Sarà per stimolare una presa di coscienza dal basso e per far circolare un po’ d’aria fresca nelle stanze della politica che il centrosinistra milanese ha deciso di aprire un dibattito su una questione stimolante per gli elettori: c’è chi vuol far slittare la data delle primarie dal 7 al 28 febbraio, e chi invece non ha intenzione di cedere di un minuto. E sono spaccature. Questo è il nodo che i partiti della coalizione della mitica esperienza Pisapia oggi sono chiamati a sciogliere durante un incontro tormentato.

La decisione di rinviarle è stata presa dai renziani della segreteria metropolitana del Pd, cioè dai titolari stessi delle primarie che in quanto tali stanno cercando di ritagliarsele su misura, spaventati come sono di lasciarci le penne. A cosa dovrebbero servire tre settimane in più? A favorire il quasi candidato Giuseppe Sala, il manager targato Expo che sta decidendo se partecipare a una competizione in cui ha tutto da perdere. Si dice che avrebbe intenzione di rilassarsi con un lungo viaggio in Patagonia e che con qualche settimana in più potrebbe raccogliere con agio le 2 mila firme necessarie per presentare la sua candidatura.

Il rinvio non piace al candidato assessore Pierfrancesco Majorino (Pd, sostenuto da Sel) e lascia indifferente l’altro candidato del Pd Emanuele Fiano. “Sinceramente – ha scritto su Facebook Majorino – non capisco il senso di questa scelta. Non sono tre settimane in più o in meno a far vincere un candidato, mentre abbiamo bisogno tutti di tempo per fare una campagna elettorale del centrosinistra unitaria, nei quartieri, consumandoci le suole. Perché l’avversario, lo ricordo, è la destra”. Il messaggio è rivolto al suo partito che ormai non lo sopporta più: “Datevi una mossa”.

Pierfrancesco Majorino scalpita per le primarie perché, paradossalmente, la sua candidatura oggi è più forte di prima. La colpa, o il merito, è proprio l’eventuale candidatura del manager unico per l’Expo che infatti non esiterebbe un minuto a dare l’ok se la sua candidatura non rischiasse di rimanere intrappolata nelle primarie. Matteo Renzi le abolirebbe piuttosto che bruciare il suo asso nella manica, ma a Milano un colpo di mano di questo tipo risulterebbe catastrofico in vista delle elezioni che contano, quelle di Palazzo Marino. Ma dover fare le primarie significa soprattutto una cosa per il partito della nazione: rischiare di perderle. E’ successo ovunque, è successo anche nel 2011 con Giuliano Pisapia. E potrebbe succedere ancora perché in una competizione cui partecipa una percentuale molto bassa di cittadini è più avvantaggiato il candidato che può contare sull’apporto di una militanza più o meno rodata, e Majorino è sostenuto da Sel e da tutti coloro che ancora credono alla continuità con una esperienza ormai tramontata. Potrebbe bastare per battere il manager a cui non interessano destra e sinistra.

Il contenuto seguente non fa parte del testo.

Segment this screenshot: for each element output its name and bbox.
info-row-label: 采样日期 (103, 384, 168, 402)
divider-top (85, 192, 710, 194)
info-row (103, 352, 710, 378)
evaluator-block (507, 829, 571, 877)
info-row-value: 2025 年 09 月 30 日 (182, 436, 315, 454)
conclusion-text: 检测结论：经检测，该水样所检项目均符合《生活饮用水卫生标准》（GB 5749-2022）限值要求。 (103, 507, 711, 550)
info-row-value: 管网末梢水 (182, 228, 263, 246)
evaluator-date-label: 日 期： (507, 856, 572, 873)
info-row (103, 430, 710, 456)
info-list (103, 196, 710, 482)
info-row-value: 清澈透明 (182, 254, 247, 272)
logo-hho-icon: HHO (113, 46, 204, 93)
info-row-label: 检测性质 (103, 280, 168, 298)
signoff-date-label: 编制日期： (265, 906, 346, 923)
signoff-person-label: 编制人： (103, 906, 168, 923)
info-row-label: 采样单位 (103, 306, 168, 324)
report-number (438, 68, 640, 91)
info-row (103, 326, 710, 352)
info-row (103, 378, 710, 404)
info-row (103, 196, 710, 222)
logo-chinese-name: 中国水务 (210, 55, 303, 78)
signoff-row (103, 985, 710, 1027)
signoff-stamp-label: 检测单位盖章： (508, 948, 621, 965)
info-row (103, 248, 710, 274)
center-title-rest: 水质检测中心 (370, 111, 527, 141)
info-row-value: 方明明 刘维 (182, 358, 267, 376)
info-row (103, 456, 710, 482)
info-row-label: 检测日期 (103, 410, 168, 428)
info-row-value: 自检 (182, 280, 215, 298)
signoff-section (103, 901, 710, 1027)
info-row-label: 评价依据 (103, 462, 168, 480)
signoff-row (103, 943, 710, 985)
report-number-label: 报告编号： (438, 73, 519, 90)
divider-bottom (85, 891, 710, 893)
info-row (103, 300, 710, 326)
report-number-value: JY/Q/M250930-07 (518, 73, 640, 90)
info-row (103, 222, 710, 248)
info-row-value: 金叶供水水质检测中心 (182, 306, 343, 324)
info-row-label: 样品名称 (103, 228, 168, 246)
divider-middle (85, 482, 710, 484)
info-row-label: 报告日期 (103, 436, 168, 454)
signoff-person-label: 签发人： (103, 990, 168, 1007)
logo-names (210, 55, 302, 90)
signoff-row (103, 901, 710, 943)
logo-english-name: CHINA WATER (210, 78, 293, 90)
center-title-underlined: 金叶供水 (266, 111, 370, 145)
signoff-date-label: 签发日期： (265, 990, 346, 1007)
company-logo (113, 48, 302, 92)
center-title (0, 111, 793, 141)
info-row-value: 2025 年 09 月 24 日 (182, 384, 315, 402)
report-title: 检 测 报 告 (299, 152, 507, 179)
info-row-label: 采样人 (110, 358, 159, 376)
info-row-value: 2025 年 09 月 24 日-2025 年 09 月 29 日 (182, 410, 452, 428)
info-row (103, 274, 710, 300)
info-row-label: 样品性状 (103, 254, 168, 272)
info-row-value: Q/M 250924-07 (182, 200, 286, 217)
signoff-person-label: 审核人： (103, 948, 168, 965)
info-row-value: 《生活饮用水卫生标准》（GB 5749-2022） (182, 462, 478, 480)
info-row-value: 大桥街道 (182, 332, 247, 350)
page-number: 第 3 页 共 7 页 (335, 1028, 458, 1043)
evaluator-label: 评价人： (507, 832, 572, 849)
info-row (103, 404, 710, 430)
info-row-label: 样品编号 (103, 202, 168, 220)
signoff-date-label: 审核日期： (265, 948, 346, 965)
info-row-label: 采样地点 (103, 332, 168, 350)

Nella palude in cui si è impantanata la “rivoluzione arancione” rischia tutto anche Sel che ha puntato su Majorino aggrappandosi alle primarie del Pd per continuare ad esistere, anche se in altre città è in corso il processo di emancipazione da un partito che non ha più nulla a che fare con la sinistra. Posizione doppiamente imbarazzante. La domanda è: cosa farà Sel qualora Sala dovesse vincere le primarie? Sostenerlo vorrebbe dire suicidarsi politicamente nonostante un paio di probabili posti a sedere. E tradire il patto delle primarie a tempo scaduto, tentando di riunire pezzi di sinistra già fuori dalla competizione con cui il dialogo è interrotto, potrebbe essere ancora più difficile da spiegare a un elettorato già irritato. Come la fa, la sbaglia.